From Order To (dis)order In The Land Reform Programme Of Zimbabwe: Was Environmental Sustainability Retained?
Free (open access)
101 - 110
Land reforms have occurred throughout the world for different reasons including the need to change patterns of land ownership or land use. In Africa, such reforms aim to redress the discriminatory colonial land policies by providing the poor and disadvantaged with arable land. To be successful, land use options within a land reform programme should incorporate not only social and economic viability, but environmental sustainability as well. One of the vexing challenges facing policy makers is how to redistribute land and at the same time ensure productivity and ecological sustainability.

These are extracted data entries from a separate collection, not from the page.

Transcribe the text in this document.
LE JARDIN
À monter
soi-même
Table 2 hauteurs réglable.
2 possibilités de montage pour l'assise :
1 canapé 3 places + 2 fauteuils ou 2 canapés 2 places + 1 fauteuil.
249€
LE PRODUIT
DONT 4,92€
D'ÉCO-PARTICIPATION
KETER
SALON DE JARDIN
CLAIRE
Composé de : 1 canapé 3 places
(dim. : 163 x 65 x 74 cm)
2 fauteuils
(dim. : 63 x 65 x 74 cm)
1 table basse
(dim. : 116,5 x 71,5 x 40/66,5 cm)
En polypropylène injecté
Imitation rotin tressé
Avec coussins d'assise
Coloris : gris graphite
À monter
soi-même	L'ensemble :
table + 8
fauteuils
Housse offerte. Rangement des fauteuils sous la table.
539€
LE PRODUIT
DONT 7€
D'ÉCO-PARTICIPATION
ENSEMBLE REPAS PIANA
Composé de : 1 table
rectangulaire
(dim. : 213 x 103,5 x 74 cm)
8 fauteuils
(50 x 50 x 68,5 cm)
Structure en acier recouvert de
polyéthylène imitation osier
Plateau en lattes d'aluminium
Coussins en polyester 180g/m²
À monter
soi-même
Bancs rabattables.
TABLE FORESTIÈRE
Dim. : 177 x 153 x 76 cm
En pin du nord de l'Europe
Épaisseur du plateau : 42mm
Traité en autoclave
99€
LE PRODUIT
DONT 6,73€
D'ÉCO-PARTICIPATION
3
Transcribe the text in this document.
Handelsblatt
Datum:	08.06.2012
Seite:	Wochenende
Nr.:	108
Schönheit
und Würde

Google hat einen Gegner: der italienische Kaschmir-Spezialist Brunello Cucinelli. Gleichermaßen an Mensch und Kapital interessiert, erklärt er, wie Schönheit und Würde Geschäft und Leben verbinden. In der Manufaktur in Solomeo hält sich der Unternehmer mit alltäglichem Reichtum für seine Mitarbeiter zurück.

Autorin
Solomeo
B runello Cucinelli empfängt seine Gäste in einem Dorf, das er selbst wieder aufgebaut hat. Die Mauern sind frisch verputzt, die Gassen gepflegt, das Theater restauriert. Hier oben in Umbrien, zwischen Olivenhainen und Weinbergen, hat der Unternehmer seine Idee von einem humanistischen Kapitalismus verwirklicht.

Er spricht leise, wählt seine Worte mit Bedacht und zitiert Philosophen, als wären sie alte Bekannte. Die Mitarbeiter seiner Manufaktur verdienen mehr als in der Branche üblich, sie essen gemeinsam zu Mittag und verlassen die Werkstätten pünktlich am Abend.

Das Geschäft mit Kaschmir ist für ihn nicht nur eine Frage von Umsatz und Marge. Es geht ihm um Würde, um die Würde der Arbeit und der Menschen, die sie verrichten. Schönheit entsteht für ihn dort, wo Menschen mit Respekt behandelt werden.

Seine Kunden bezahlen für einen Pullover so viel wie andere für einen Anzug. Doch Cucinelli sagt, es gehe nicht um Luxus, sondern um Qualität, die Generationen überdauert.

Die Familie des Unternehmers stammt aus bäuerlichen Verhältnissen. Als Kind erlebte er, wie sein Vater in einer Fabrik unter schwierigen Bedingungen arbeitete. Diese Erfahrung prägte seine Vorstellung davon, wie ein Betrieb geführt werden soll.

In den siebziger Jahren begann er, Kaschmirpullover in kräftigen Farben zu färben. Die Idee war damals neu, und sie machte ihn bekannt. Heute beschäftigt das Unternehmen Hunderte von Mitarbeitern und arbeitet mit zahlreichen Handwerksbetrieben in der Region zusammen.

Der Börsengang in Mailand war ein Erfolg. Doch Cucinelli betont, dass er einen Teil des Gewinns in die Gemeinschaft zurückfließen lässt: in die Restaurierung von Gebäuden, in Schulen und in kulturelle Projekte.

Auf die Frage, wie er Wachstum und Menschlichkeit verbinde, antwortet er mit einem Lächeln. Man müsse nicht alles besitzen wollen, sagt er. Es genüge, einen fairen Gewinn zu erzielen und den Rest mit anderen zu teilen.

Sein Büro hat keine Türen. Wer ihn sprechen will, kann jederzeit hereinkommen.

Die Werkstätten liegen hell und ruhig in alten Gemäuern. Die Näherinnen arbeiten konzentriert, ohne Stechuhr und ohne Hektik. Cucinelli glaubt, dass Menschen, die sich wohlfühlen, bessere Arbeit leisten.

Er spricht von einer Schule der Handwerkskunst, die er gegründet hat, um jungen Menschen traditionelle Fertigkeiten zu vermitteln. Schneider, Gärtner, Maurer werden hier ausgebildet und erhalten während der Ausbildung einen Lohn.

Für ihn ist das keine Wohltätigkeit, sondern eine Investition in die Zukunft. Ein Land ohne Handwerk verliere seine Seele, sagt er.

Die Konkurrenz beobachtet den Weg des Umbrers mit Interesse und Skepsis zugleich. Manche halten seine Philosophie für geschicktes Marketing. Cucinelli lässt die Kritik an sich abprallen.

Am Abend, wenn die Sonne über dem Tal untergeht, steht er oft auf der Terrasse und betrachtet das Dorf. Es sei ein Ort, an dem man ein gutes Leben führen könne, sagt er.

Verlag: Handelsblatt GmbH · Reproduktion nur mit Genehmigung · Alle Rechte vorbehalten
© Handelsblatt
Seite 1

Critics of the Fast Track Land Reform Programme (FTLRP) in Zimbabwe have often characterised this challenge as a remnant of the government’s move from the orderly willing buyer willing seller to the ‘disorderly’ command driven approach. Using the Ecological Footprint accounting approach, this paper endeavours to determine whether the change from willing-buyer-willing-seller to FTLRP compromised the environmental sustainability of the resettled areas. Data were collected from both primary and secondary sources in Chirumanzu District, Midlands Province of Zimbabwe through household questionnaires and key informant interviews. Results reveal that despite the change in the land reform approach, there is a generally environmentally sustainable situation prevailing in both the orderly and the (dis)orderly FTLP resettled areas. Contrary to popular view, both areas produced an ecological reserve. Such results may lead one to conclude that although there was a major shift in the land reform approach, the orderliness was not lost hence environmental sustainability was retained.